Der Vergleich der 25 häufigsten Ausbildungsberufe in Deutschland belegt eindrücklich, dass die meisten dieser Berufe (15 von 25) entweder überwiegend von Frauen oder überwiegend von Männern ergriffen werden:
- Die Hälfte der Ausbildungsberufe ist (stark) von Männern dominiert, der Frauenanteil liegt hier stets unter 30 Prozent (nämlich zwischen 3 Prozent und 26 Prozent) (vgl. Grafik 1, blaue Balken). Bei diesen Berufen handelt es sich überwiegend um technische oder mechanische Berufe in Industrie und Handwerk.

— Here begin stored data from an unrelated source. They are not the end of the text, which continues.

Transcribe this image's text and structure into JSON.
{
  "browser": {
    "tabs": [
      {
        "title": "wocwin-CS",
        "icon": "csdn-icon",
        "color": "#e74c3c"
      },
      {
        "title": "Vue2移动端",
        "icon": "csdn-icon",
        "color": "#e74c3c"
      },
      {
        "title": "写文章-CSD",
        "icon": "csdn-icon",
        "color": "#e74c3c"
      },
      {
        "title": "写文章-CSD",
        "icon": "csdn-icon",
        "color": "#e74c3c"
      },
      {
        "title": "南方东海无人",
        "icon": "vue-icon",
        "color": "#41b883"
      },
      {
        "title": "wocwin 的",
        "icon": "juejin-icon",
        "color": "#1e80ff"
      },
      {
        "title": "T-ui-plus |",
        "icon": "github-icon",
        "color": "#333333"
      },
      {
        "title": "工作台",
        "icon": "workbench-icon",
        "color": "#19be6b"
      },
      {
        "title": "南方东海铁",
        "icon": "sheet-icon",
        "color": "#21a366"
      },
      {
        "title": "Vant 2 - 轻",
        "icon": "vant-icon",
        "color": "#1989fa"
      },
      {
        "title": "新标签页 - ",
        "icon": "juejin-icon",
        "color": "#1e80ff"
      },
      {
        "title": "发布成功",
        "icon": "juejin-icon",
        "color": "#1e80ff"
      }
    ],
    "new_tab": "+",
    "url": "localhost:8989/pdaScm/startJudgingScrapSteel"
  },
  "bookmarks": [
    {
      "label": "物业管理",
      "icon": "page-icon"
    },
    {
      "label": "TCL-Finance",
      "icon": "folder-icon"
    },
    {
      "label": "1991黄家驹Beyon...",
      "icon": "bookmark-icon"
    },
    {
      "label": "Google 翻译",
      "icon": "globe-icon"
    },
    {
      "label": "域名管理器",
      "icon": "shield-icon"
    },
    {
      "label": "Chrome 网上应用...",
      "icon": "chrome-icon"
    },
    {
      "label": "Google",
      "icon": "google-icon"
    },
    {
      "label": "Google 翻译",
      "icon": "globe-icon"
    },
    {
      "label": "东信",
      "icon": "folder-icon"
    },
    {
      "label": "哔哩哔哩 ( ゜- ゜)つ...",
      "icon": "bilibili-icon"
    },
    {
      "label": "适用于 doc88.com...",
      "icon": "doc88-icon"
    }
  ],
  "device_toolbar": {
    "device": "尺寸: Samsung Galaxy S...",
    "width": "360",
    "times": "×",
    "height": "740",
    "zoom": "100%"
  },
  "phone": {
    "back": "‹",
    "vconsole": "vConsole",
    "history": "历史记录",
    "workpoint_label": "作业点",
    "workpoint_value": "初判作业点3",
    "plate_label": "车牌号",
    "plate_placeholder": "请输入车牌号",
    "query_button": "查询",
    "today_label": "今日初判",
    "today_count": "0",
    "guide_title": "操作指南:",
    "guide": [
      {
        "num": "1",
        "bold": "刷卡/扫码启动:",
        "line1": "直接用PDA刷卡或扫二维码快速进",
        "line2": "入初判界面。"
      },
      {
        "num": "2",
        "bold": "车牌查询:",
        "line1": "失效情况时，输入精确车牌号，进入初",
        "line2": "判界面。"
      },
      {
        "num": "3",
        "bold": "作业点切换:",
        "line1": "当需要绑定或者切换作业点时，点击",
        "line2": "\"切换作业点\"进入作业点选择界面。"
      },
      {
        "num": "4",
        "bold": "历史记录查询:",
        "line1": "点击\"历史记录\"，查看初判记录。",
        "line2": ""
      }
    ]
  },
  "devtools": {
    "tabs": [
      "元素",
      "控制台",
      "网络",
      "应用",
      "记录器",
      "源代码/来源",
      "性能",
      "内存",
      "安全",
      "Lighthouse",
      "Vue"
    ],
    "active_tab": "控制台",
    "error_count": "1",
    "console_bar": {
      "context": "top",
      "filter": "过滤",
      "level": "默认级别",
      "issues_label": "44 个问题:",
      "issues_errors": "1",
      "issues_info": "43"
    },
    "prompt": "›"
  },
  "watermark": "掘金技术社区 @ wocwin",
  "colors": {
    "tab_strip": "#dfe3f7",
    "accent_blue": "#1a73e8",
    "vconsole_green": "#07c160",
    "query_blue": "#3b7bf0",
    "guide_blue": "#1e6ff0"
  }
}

Besonders in den Berufsbereichen Mechatronik, Elektronik, Industrie- und Anlagenmechanik sowie Fachinformatik bleiben Männer fast ausschließlich unter sich. Besonders häufig betrifft dies Berufe, in denen zugleich auch jeweils besonders viele Männer eine Ausbildung beginnen (d.h. Berufe mit über 10.000 männlichen Azubi-Neuzugängen pro Jahr): Unter den (Kraftfahrzeug-)Mechatroniker*innen, Fachinformatiker*innen, Elektroniker*innen sowie Anlagen- und Industriemechaniker*innen liegt der Frauenanteil gerade einmal zwischen zwei und zehn Prozent.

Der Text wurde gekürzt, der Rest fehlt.